Over a three-decade political career, Kitzhaber has built a reputation for charting his own course, sometimes to the frustration of fellow Democrats and others to the chagrin of legislative Republicans.
Kitzhaber's moratorium means Oregon joins, at least temporarily, four other states that have halted executions, according to the Death Penalty Information Center, which opposes capital punishment. Illinois this year outlawed the death penalty after the discovery of wrongful convictions. New Mexico voters abolished it in 2009, two years after New Jersey's Legislature and governor did the same. A New York appeals court struck down a portion of the death penalty statute.
Politicians are often hesitant to discuss abolishing the death penalty for fear it will anger voters, said Richard Dieter, director of the Death Penalty Information Center. Kitzhaber's decision might give confidence to leaders in other states, he said.
Death penalty opponents are trying for a ballot measure to outlaw it in California next year, and others are hoping legislators in Maryland and Connecticut will do the same.
Oregon prison officials said last week that they'd spent $42,000 preparing for Haugen's execution, not including legal fees, including $18,000 spent on lethal drugs. Kitzhaber said he wanted to wait until the legal process played out before announcing his decision.
One of Haugen's lawyers, Steve Gorham, said Haugen was still committed to being executed as of Tuesday morning. Gorham said he hadn't spoken with the inmate since learning of the governor's decision.
"I'm sure he's not very happy right now. He was committed to exercising what he thought were his rights," Gorham said, noting that he was personally pleased with the governor's decision and calling it "courageous."
Prosecutors have long complained that death penalty cases take decades to make their way through the courts, but efforts to change the law have been stymied in the Legislature. Eight condemned inmates have been on death row since the 1980s.
"I cannot imagine, nor do I believe, that voters intended to create a system in which those convicted and condemned to death could determine whether or not their sentence would be carried out," Kitzhaber said.
Oregon's constitution gives Kitzhaber authority to commute the sentences of all death row inmates, but he said he will not to do so because the policy on capital punishment is a matter for voters to decide.

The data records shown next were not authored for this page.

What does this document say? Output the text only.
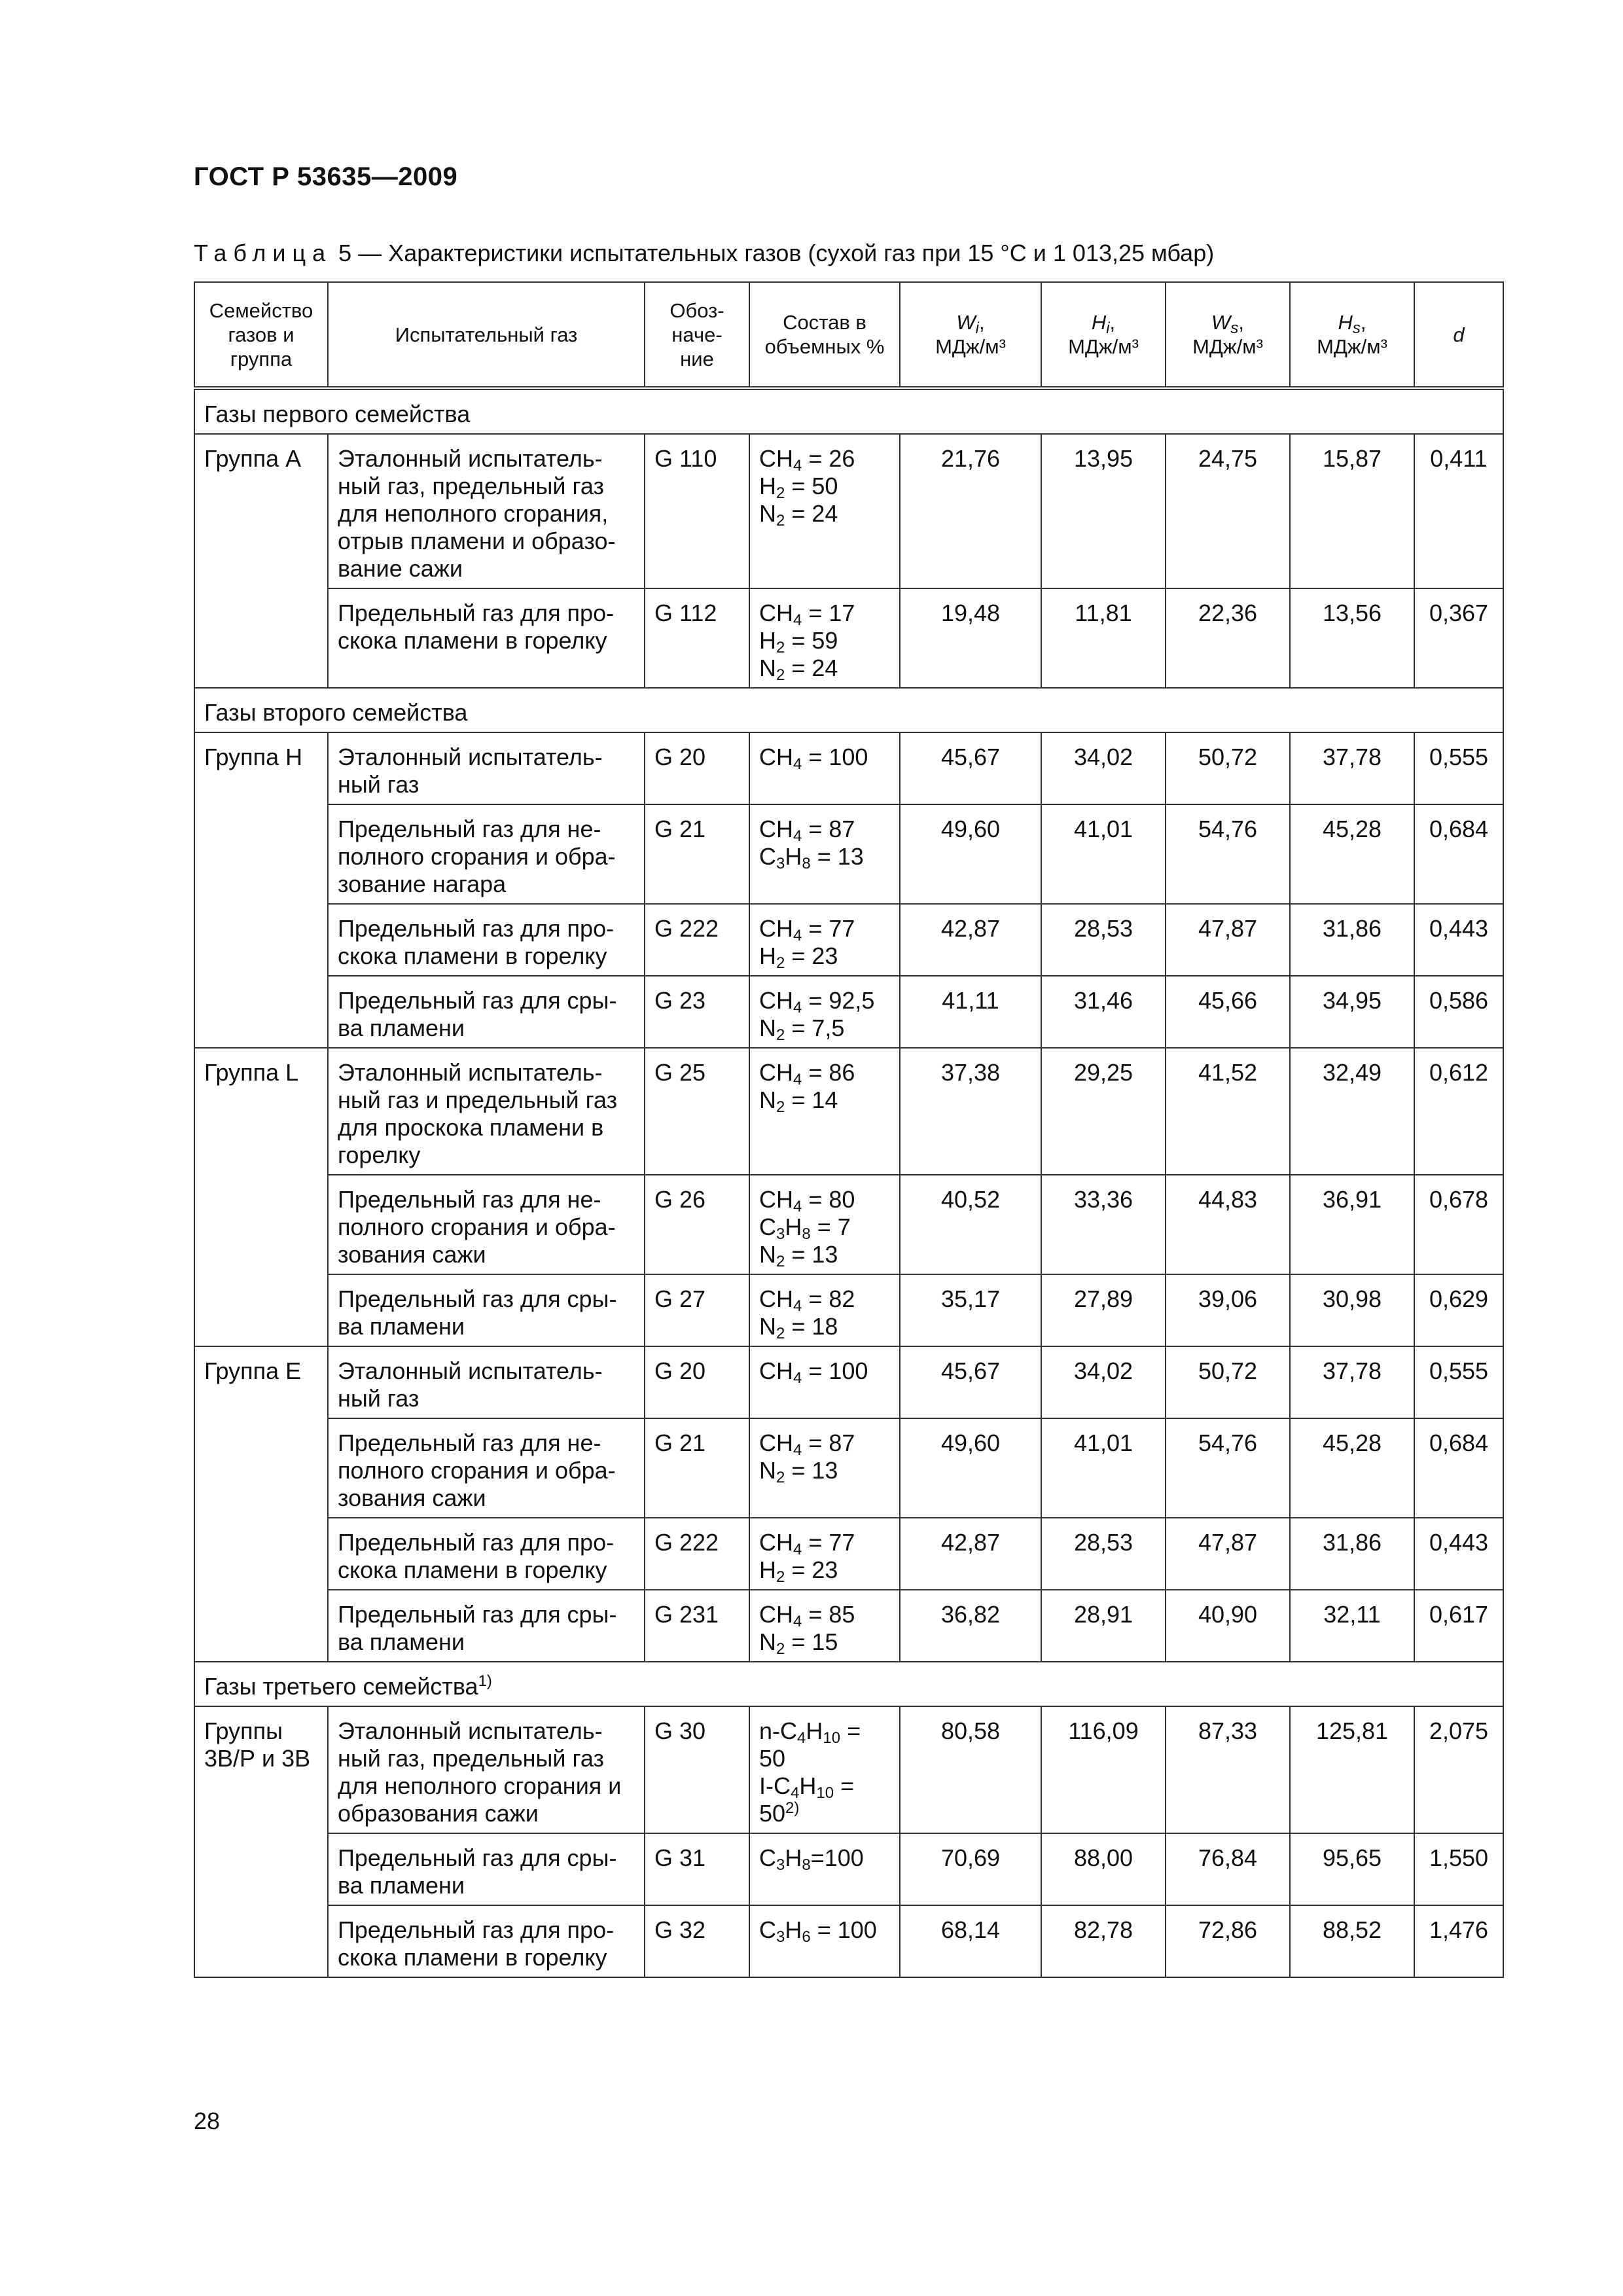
ГОСТ Р 53635—2009
Таблица 5 — Характеристики испытательных газов (сухой газ при 15 °С и 1 013,25 мбар)
Семейство
газов и
группа	Испытательный газ	Обоз-
наче-
ние	Состав в
объемных %	$W_i$,
МДж/м³	$H_i$,
МДж/м³	$W_s$,
МДж/м³	$H_s$,
МДж/м³	d
Газы первого семейства								
Группа А	Эталонный испытатель-
ный газ, предельный газ
для неполного сгорания,
отрыв пламени и образо-
вание сажи	G 110	$CH_4 = 26$
$H_2 = 50$
$N_2 = 24$	21,76	13,95	24,75	15,87	0,411

	Предельный газ для про-
скока пламени в горелку	G 112	$CH_4 = 17$
$H_2 = 59$
$N_2 = 24$	19,48	11,81	22,36	13,56	0,367
Газы второго семейства								
Группа Н	Эталонный испытатель-
ный газ	G 20	$CH_4 = 100$	45,67	34,02	50,72	37,78	0,555

	Предельный газ для не-
полного сгорания и обра-
зование нагара	G 21	$CH_4 = 87$
$C_3H_8 = 13$	49,60	41,01	54,76	45,28	0,684

	Предельный газ для про-
скока пламени в горелку	G 222	$CH_4 = 77$
$H_2 = 23$	42,87	28,53	47,87	31,86	0,443

	Предельный газ для сры-
ва пламени	G 23	$CH_4 = 92,5$
$N_2 = 7,5$	41,11	31,46	45,66	34,95	0,586
Группа L	Эталонный испытатель-
ный газ и предельный газ
для проскока пламени в
горелку	G 25	$CH_4 = 86$
$N_2 = 14$	37,38	29,25	41,52	32,49	0,612

	Предельный газ для не-
полного сгорания и обра-
зования сажи	G 26	$CH_4 = 80$
$C_3H_8 = 7$
$N_2 = 13$	40,52	33,36	44,83	36,91	0,678

	Предельный газ для сры-
ва пламени	G 27	$CH_4 = 82$
$N_2 = 18$	35,17	27,89	39,06	30,98	0,629
Группа Е	Эталонный испытатель-
ный газ	G 20	$CH_4 = 100$	45,67	34,02	50,72	37,78	0,555

	Предельный газ для не-
полного сгорания и обра-
зования сажи	G 21	$CH_4 = 87$
$N_2 = 13$	49,60	41,01	54,76	45,28	0,684

	Предельный газ для про-
скока пламени в горелку	G 222	$CH_4 = 77$
$H_2 = 23$	42,87	28,53	47,87	31,86	0,443

	Предельный газ для сры-
ва пламени	G 231	$CH_4 = 85$
$N_2 = 15$	36,82	28,91	40,90	32,11	0,617
Газы третьего семейства$^{1)}$

Группы
3В/Р и 3В	Эталонный испытатель-
ный газ, предельный газ
для неполного сгорания и
образования сажи	G 30	$n-C_4H_{10}$ =
50
$I-C_4H_{10}$ =
$50^{2)}$	80,58	116,09	87,33	125,81	2,075

	Предельный газ для сры-
ва пламени	G 31	$C_3H_8=100$	70,69	88,00	76,84	95,65	1,550

	Предельный газ для про-
скока пламени в горелку	G 32	$C_3H_6 = 100$	68,14	82,78	72,86	88,52	1,476
28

Kitzhaber's reprieve will last until he leaves office. His term ends in January 2015, and he has not said whether he'll run for re-election.
Kitzhaber said he hopes his decision will prompt a public re-evaluation of the death penalty in Oregon and said he will advocate for a ballot measure that would make it illegal. The governor said he prefers murderers be given a life sentence without the possibility of parole.